Army press release vanishes after Sergeant Major sentenced for secretly filming inside his home

Editor’s Note: This article has been updated from its original publication to reflect additional records obtained by The Salty Soldier, including the referred charge sheet and clarification regarding the preservation of the Army’s official press release. Certain language has also been edited to comply with advertiser guidelines. An uncensored version of this report is available at TheSaltySoldierUncensored.com.

An Army press release announcing the prison sentence of Sgt. Maj. Joshua Prescott was removed from its original Army.mil webpage shortly after publication, raising questions about its availability. However, the release remains publicly archived through the Department of Defense’s official content distribution system.

After The Salty Soldier first published this article, the outlet requested and obtained a redacted copy of Prescott’s referred charge sheet directly from the U.S. Army Office of Special Trial Counsel, as the document was not publicly available through military judicial databases at the time this story initially appeared.

Court records from Coffee County, Alabama, obtained by The Salty Soldier, further clarify how Prescott’s military and state cases were resolved and confirm that his state sentence was structured to run concurrently with his four-and-a-half-year military confinement.

Prescott, 42, was sentenced Feb. 9, 2026 by a military judge at Fort Rucker after pleading guilty at a General Court-Martial to secretly recording individuals — including a minor — inside his residence. The judge sentenced him to four and a half years of confinement and reduction to the rank of E-1.

According to the referred charge sheet, Prescott was assigned to Headquarters and Headquarters Company, 1st Battalion, 223rd Aviation Regiment, 110th Aviation Brigade at the time the charges were referred. The charging documents reflect that prosecutors originally brought one specification related to the production of illicit visual material involving a minor under Article 134 of the Uniform Code of Military Justice, one specification of attempted production under Article 80, three specifications of indecent recording, and one specification of attempted indecent recording. Under the terms of the plea agreement, Prescott pleaded guilty to two specifications of indecent recording, and the remaining charges were dismissed.

The Army’s official release states that the investigation began in July 2024 after the Enterprise Police Department received credible information that Prescott had secretly recorded a minor visiting his home in Enterprise, Alabama.
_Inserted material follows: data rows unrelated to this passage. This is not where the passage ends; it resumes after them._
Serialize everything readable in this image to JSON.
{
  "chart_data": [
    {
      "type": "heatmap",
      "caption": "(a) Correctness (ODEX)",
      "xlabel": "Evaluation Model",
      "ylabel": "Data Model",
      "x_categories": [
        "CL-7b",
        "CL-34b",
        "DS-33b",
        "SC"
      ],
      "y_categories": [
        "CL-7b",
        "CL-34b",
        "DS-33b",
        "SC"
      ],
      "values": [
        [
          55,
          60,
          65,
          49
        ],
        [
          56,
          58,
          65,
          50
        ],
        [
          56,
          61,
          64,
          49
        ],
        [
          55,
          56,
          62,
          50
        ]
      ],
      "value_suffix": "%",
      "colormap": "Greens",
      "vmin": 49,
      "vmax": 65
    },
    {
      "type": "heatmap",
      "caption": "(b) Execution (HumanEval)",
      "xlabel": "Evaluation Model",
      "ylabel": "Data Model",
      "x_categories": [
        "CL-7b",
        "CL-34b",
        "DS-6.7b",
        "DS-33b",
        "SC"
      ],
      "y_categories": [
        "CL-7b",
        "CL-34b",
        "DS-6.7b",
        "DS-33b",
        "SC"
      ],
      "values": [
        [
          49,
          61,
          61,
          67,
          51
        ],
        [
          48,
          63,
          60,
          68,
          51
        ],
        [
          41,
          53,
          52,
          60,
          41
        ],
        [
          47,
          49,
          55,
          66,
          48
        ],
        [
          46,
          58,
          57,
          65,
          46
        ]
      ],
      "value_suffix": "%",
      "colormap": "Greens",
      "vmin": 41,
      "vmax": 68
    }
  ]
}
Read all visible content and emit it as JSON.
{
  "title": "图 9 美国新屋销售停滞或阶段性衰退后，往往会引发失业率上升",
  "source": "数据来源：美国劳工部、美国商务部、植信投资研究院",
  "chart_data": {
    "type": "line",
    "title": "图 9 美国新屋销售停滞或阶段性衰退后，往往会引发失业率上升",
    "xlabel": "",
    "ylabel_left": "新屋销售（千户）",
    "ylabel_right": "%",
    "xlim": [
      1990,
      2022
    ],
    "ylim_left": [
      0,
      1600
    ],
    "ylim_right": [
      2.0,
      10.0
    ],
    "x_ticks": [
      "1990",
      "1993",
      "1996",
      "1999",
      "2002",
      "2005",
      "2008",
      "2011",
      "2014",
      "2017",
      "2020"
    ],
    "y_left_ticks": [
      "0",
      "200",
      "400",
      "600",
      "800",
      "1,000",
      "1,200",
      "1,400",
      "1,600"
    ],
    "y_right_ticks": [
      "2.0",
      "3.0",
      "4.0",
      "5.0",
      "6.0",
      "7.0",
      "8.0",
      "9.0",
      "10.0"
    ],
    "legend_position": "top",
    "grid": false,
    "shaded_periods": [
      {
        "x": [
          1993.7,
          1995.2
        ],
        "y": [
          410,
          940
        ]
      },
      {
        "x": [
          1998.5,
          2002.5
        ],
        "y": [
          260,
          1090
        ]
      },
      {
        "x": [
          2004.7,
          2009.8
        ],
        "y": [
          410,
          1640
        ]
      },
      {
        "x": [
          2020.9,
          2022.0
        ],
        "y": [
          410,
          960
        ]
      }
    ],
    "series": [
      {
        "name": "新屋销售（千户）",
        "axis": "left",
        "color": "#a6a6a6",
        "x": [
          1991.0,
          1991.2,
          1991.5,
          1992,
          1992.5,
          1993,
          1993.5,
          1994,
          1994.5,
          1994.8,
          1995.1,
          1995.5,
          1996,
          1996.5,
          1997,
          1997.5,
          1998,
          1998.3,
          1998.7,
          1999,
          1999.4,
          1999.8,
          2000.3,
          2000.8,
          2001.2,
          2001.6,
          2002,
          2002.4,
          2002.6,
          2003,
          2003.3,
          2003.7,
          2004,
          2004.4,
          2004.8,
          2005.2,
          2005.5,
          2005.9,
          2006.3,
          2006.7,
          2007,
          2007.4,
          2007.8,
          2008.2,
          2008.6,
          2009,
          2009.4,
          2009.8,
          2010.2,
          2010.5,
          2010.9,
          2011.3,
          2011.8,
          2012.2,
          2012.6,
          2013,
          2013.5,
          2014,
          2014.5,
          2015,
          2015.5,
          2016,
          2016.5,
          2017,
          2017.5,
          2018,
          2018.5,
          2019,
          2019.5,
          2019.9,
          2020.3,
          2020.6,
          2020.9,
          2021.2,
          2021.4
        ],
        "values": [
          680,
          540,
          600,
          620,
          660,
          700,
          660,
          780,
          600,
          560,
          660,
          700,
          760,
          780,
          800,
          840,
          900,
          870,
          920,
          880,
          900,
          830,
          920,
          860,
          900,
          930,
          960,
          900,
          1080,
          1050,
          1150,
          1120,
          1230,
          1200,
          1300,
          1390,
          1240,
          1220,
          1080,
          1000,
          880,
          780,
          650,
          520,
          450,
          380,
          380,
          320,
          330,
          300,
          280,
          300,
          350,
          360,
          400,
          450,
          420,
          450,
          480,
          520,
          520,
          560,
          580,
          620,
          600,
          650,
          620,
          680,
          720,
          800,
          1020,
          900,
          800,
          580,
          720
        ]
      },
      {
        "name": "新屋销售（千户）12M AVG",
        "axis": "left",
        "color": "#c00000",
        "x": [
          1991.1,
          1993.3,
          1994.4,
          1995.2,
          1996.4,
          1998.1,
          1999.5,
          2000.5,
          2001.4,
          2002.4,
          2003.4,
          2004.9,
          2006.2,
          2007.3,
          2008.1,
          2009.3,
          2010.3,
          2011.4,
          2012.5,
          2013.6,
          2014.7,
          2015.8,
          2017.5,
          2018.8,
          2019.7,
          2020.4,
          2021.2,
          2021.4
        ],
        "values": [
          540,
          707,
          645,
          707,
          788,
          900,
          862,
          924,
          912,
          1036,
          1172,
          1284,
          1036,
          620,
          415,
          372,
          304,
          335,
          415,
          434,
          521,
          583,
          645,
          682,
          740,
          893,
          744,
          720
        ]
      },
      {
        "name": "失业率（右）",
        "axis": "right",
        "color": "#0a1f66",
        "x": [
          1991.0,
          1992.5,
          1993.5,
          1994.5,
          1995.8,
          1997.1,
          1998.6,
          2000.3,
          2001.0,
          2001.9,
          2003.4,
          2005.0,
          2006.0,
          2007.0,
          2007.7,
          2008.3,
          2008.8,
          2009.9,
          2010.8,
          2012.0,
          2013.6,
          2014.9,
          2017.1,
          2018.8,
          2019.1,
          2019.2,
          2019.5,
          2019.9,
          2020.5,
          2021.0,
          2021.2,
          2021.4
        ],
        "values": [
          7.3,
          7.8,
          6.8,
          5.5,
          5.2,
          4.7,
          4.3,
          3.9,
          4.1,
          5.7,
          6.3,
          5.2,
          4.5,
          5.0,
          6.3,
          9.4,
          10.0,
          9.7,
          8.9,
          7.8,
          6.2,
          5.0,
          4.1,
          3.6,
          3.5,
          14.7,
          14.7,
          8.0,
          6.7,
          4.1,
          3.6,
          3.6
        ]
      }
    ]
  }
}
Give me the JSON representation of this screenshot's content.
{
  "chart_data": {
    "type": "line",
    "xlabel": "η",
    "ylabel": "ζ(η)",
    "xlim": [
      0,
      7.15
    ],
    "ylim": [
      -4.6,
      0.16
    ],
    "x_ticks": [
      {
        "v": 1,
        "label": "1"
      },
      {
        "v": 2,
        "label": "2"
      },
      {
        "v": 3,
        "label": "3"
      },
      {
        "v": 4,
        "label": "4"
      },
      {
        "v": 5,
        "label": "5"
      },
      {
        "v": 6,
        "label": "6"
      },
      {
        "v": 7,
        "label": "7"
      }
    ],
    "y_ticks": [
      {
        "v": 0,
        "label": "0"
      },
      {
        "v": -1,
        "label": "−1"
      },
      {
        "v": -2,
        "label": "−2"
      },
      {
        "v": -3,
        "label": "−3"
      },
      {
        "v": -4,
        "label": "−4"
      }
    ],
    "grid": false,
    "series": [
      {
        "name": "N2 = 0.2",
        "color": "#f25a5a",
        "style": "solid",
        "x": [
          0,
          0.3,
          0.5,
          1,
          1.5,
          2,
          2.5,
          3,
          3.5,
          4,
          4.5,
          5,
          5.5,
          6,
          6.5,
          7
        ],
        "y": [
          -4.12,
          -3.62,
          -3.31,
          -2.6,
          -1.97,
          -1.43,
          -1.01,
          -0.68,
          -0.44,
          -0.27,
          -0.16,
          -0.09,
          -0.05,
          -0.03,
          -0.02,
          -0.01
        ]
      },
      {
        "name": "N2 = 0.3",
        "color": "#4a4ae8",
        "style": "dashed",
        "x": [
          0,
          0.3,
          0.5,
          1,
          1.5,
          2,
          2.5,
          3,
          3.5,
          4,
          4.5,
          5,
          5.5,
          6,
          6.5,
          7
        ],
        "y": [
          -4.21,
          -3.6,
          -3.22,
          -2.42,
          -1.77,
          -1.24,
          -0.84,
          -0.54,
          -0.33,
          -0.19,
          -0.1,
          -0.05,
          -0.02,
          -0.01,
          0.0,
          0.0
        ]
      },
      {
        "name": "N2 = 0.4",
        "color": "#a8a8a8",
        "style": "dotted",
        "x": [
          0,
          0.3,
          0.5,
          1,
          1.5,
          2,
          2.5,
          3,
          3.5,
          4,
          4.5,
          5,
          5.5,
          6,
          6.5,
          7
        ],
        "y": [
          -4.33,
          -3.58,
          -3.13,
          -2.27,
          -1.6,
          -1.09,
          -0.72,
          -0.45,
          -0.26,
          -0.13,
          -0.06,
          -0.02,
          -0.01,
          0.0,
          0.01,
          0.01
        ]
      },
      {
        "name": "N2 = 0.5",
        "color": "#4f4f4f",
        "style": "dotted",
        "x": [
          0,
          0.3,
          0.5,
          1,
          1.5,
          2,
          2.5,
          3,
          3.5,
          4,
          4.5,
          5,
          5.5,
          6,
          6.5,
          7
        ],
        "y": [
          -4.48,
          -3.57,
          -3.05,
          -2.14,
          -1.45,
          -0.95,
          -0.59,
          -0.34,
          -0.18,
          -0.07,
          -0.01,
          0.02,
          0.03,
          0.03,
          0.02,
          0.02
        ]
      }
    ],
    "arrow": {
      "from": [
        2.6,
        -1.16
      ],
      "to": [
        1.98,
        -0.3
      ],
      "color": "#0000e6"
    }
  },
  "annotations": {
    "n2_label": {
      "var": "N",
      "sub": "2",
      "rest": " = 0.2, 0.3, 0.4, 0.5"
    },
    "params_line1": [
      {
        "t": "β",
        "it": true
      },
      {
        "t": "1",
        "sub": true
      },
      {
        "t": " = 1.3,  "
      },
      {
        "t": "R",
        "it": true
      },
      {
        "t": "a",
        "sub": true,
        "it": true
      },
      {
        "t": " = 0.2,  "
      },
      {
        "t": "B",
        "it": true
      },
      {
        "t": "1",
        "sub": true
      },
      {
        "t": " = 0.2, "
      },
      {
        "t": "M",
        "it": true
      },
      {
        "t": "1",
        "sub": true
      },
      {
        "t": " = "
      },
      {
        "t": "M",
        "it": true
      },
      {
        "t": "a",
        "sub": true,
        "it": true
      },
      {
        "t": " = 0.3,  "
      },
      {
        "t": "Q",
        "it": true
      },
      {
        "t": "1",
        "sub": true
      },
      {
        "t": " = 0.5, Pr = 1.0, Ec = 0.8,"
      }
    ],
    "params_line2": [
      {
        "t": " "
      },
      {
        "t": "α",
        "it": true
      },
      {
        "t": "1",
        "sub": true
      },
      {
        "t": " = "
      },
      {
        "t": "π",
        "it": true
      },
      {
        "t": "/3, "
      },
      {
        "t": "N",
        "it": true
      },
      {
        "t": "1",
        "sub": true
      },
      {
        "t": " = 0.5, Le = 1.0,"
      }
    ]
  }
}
In partnership with the Department of the Army Criminal Investigation Division, investigators determined that Prescott placed a hidden recording device inside a guest bathroom at his residence, capturing female house guests in various stages of undress without their knowledge or consent. Investigators also discovered that while stationed in Colorado, he used his cellphone to secretly record a female house guest while she was in a private setting inside his residence. Authorities ultimately found that Prescott had accumulated hundreds of recordings over a 14-year period, though prosecutors were limited in charging older conduct due to statute of limitations constraints.

Although the original Army.mil webpage that initially carried the sentencing announcement is no longer accessible through its published link, the full release remains publicly archived through DVIDS, the Defense Visual Information Distribution Service.

Separate records from Coffee County Circuit Court show that on Nov. 25, 2025, Prescott pleaded guilty in Alabama state court to possession of obscene matter containing visual depictions of minors, a felony under Alabama Code § 13A-12-192(b). As part of that plea agreement, more serious production-related charges were dismissed at the state level.

The Alabama court sentenced Prescott to one year and one day in the Alabama Department of Corrections. That sentence was fully suspended, and Prescott was placed on two years of supervised probation. The sentencing order specifies that the state sentence is to run concurrent with the military confinement.

In practical terms, Prescott will not serve additional prison time in Alabama beyond the four-and-a-half-year military sentence. Instead, the state conviction runs alongside the military confinement, and upon release he will be subject to Alabama probation supervision and sex offender registration requirements.

The Alabama proceedings clarify how the dual prosecutions were structured: the Army handled the broader criminal conduct through a General Court-Martial, while the state secured a felony possession conviction and structured its sentence to run concurrently rather than extend Prescott’s incarceration beyond the military term.

With the production-related charge dismissed in state court and the state prison term suspended, Prescott’s effective period of incarceration appears tied solely to the sentence imposed by the Army.

The Salty Soldier has also requested additional court-martial documents, including the Statement of Trial Results and Entry of Judgment, to confirm final sentencing documentation and appellate status.